Joseph Hughes’ association with IEEE made an indelible mark on his life and career – so much so that he’s now helping to provide opportunities in engineering education for others. After joining IEEE and the Delta Chapter of Eta Kappa Nu (HKN) as a student at Illinois Institute of Technology, Chicago, IL, US, Hughes joined the faculty of Georgia Institute of Technology Atlanta, GA, US in 1986 and became actively involved in IEEE and the Accreditation Board for Engineering and Technology (ABET).
Among other milestones, Hughes went on to serve as President of the IEEE Education Society as well as a member of the IEEE Technical Activities and IEEE Educational Activities Boards, involvements which both enhanced his professional development and widened his network of industry colleagues and friends.

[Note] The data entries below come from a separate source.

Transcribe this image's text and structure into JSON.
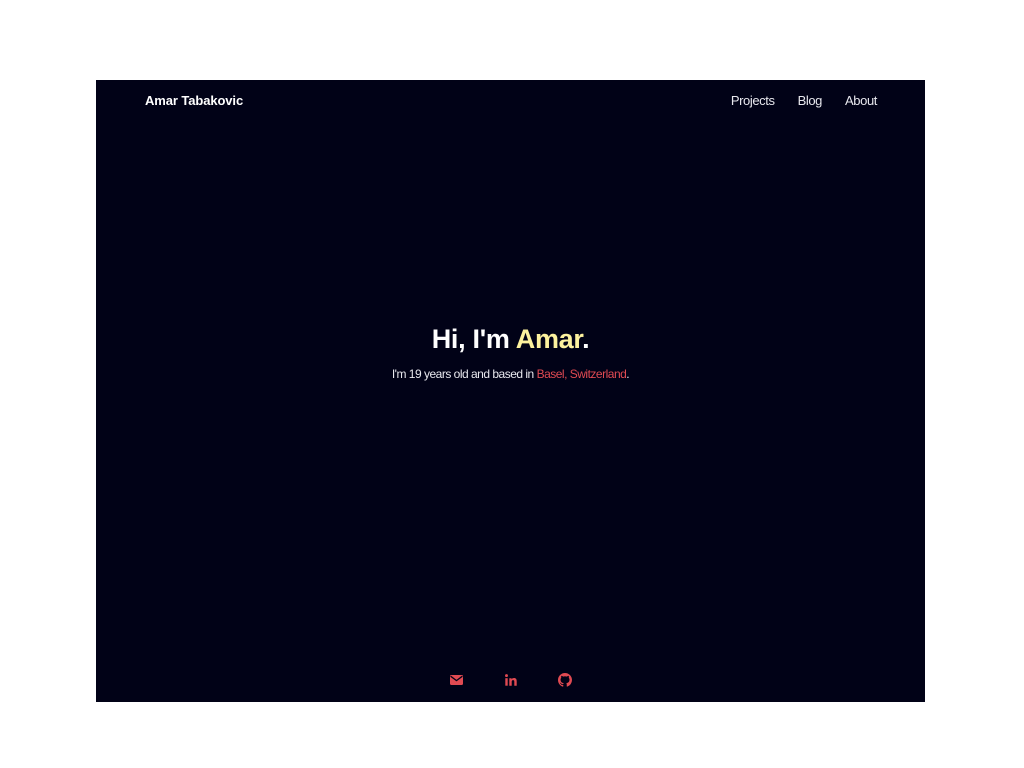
{
  "navbar": {
    "brand": "Amar Tabakovic",
    "links": [
      {
        "label": "Projects"
      },
      {
        "label": "Blog"
      },
      {
        "label": "About"
      }
    ]
  },
  "hero": {
    "greeting": "Hi, I'm ",
    "name": "Amar",
    "greeting_end": ".",
    "subtitle_prefix": "I'm 19 years old and based in ",
    "location": "Basel, Switzerland",
    "subtitle_suffix": "."
  },
  "socials": [
    {
      "icon": "envelope-icon"
    },
    {
      "icon": "linkedin-icon"
    },
    {
      "icon": "github-icon"
    }
  ],
  "colors": {
    "background": "#010217",
    "accent_yellow": "#fdf29e",
    "accent_red": "#e04a52",
    "text": "#e8e8ee"
  }
}
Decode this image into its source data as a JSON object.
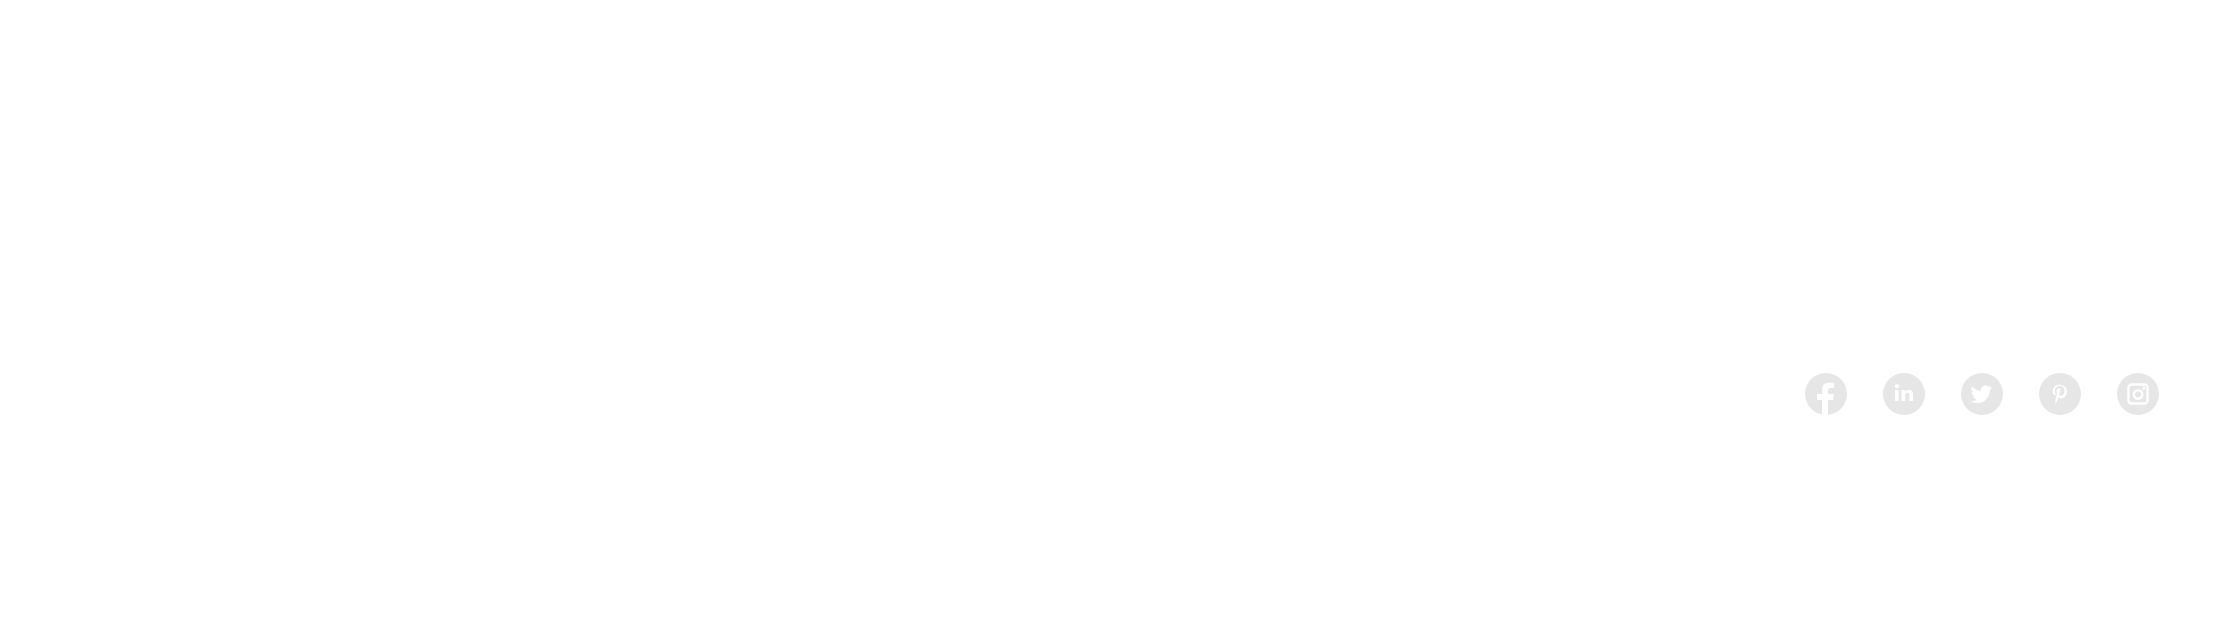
{
  "social": {
    "icon_color": "#e6e6e6",
    "glyph_color": "#ffffff",
    "items": [
      {
        "icon": "facebook-icon"
      },
      {
        "icon": "linkedin-icon"
      },
      {
        "icon": "twitter-icon"
      },
      {
        "icon": "pinterest-icon"
      },
      {
        "icon": "instagram-icon"
      }
    ]
  }
}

Upon his recent retirement from Georgia Tech after 34 years, Hughes opted to include the IEEE Foundation in his estate plan as an esteemed member of the IEEE Goldsmith Legacy League, through which members can leave a legacy gift to benefit future generations of engineers, and directed his bequest to IEEE-HKN and IEEE educational programs designed for pre-university and university students. “I’ve become more attentive to the concept of legacy — not because I worry about how I’ll be remembered, but because I want to ensure the future of things that matter to me,” he explained.
Hughes encourages other IEEE members to pay tribute to those who helped them by helping others coming up in the field. “If someone spends their career in one or more IEEE fields of interest, an estate gift is a way to pay back those who came before you and created your opportunities as well as a way to pay it forward to ensure that opportunities will be there for the next generation,” he said. “Supporting the IEEE Foundation with an estate gift accomplishes these objectives while allowing for the inevitable changes that will occur within our profession in the coming decades.”